Demonstrate that adverserial examples transfer to the physical world (which is accessed through sensors such as a camera), and not just when input is directly fed to the machine learning model

Synthesis

Adverserial examples generated and then printed are often misclassified by the targeted models when fed through sensors

Suprisingly, no need to provide extra efforts to generalize from model to sensor --> model.

No experiments to account for transferability from one known model to another, but performed a black-box attack with some success

Adverserial examples are constrained to stay close to original sample x by clipping that constrains the example to be in [x - \eps, x + \eps] and in [0, 255]

This enforces the L_inf norm on x - x_adv

Fast method

Updates the sample according to eps * sign(\Delta_x{J(X, y_hat)]) where y_hat is the ground truth label

The fast method does not target a specific label, instead, it just moves away from the real one (untargetted attack)

For this method, only one update has proved to successfully produce adverserial examples

Iterative method

Same as fast one, but applied in an iterative scheme, with clipping at each step, and smaller multiplicative coefficient at each step

Iterative least-likely method

Target the class with the lowest score iteratively by making iterative steps in the direction of sign{log(p_y_{least likely} | x)} = sign ( -\Delta_x(J(X, y_{least likely}) ))

This gives both a fast and an iterative method as previously

They also test resistence of adverserial images to other transformations (change of contrast, brightness, blur, noise, JPEG encoding)

Experiments

Tested on validation samples of ImageNetwith epsilon in [0, 128] (pixel values)

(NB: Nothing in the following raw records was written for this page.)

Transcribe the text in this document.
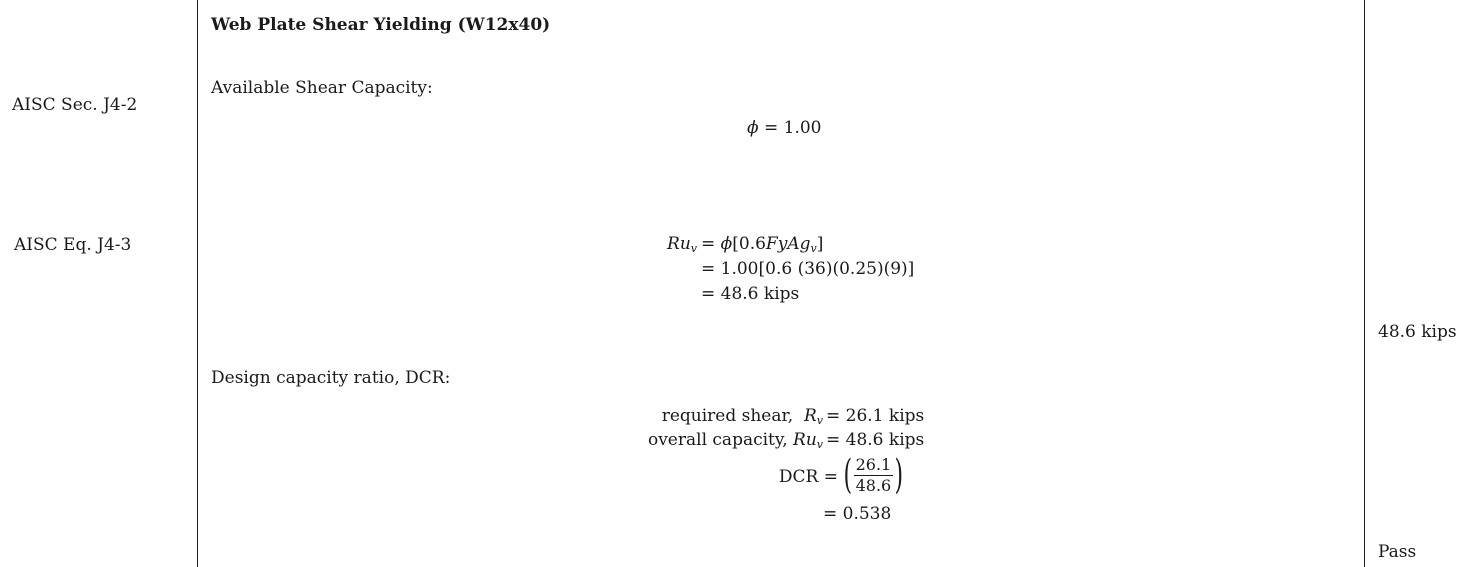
AISC Sec. J4-2
AISC Eq. J4-3
Web Plate Shear Yielding (W12x40)
Available Shear Capacity:
ϕ = 1.00
$Ru_v$ = ϕ[0.6FyAg$_v$]
= 1.00[0.6 (36)(0.25)(9)]
= 48.6 kips
Design capacity ratio, DCR:
required shear, $R_v = 26.1$ kips
overall capacity, $Ru_v = 48.6$ kips
DCR = ( $\frac{26.1}{48.6}$ )
= 0.538
48.6 kips
Pass
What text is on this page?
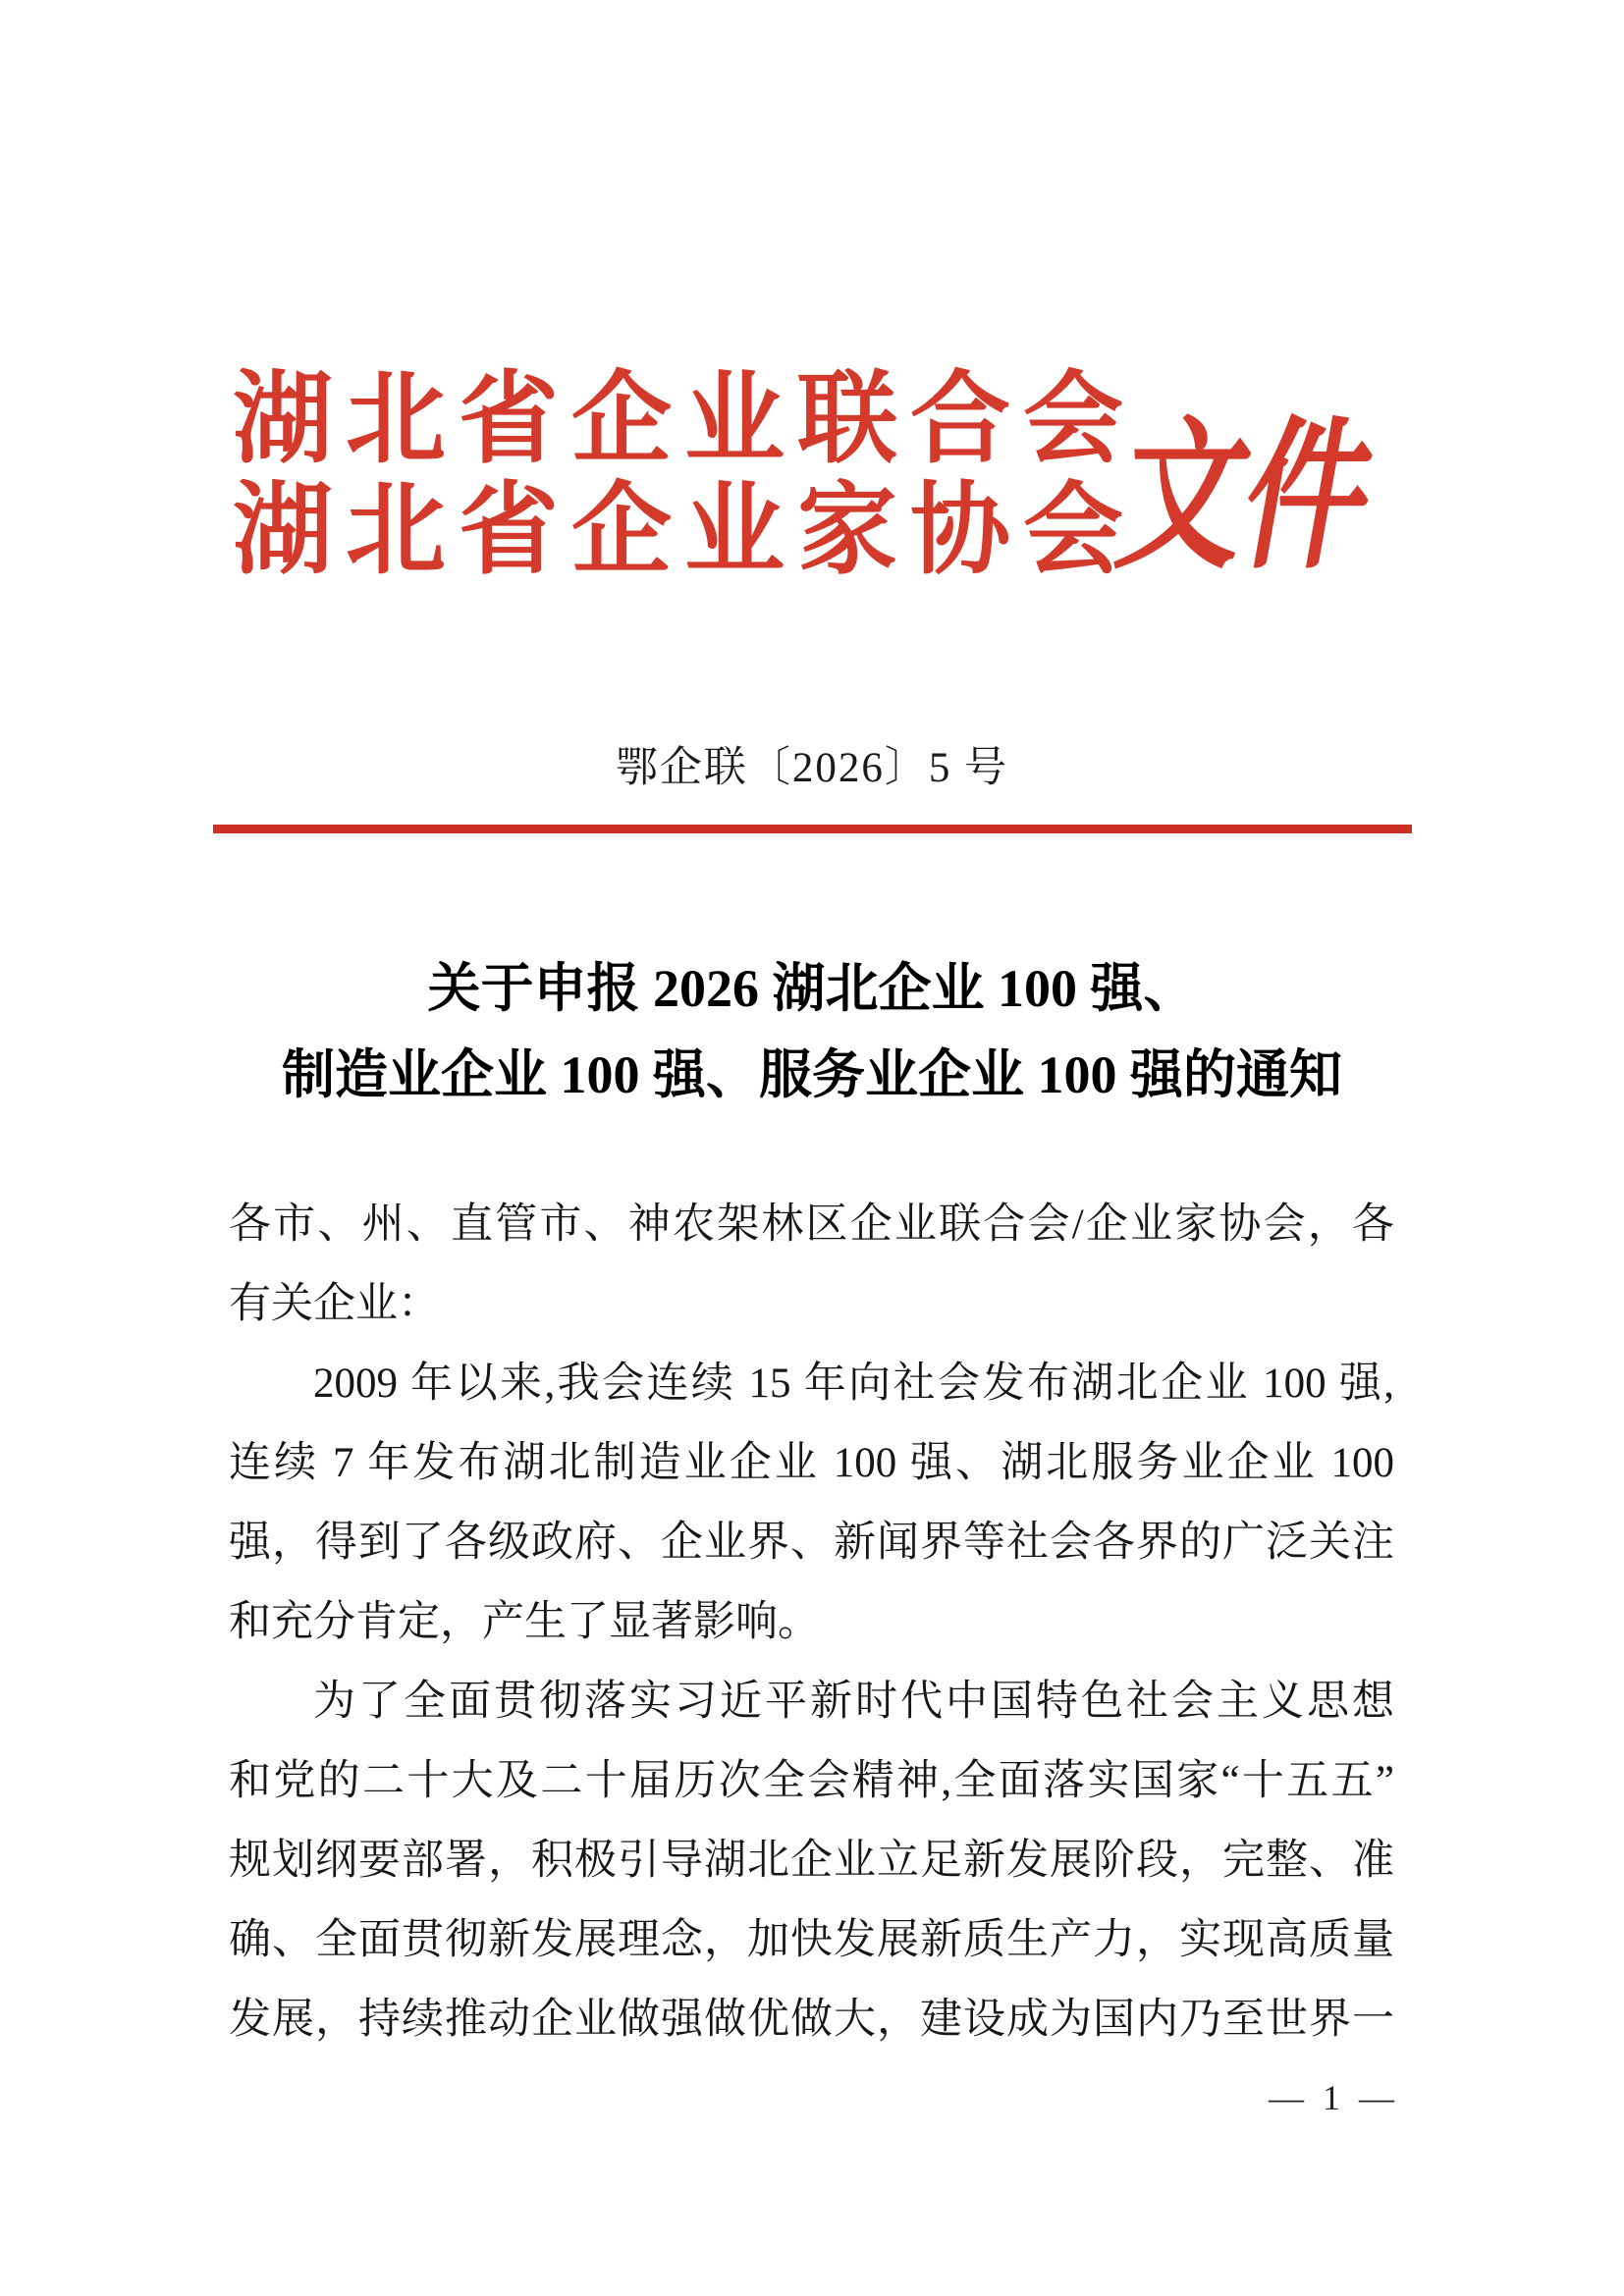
湖北省企业联合会
湖北省企业家协会
文件
鄂企联〔2026〕5 号
关于申报 2026 湖北企业 100 强、
制造业企业 100 强、服务业企业 100 强的通知
各市、州、直管市、神农架林区企业联合会/企业家协会，各
有关企业：
2009 年以来,我会连续 15 年向社会发布湖北企业 100 强,
连续 7 年发布湖北制造业企业 100 强、湖北服务业企业 100
强，得到了各级政府、企业界、新闻界等社会各界的广泛关注
和充分肯定，产生了显著影响。
为了全面贯彻落实习近平新时代中国特色社会主义思想
和党的二十大及二十届历次全会精神,全面落实国家“十五五”
规划纲要部署，积极引导湖北企业立足新发展阶段，完整、准
确、全面贯彻新发展理念，加快发展新质生产力，实现高质量
发展，持续推动企业做强做优做大，建设成为国内乃至世界一
— 1 —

Measure destruction rate : proportion of images no longer misclassified after some image transformation (such as print and take picture for instance)

Images are cropped and warped to be squares of same value as originals (no effective rescaling, cropping, ...)

Resistance to other image transformations were tested on 1.000 randomly selected images

Results

Physical world attack

"an adversary using the fast method with ? = 16 could expect that about 2/3 of the images would be top-1 misclassified and about 1/3 of the images would be top-5 misclassifie"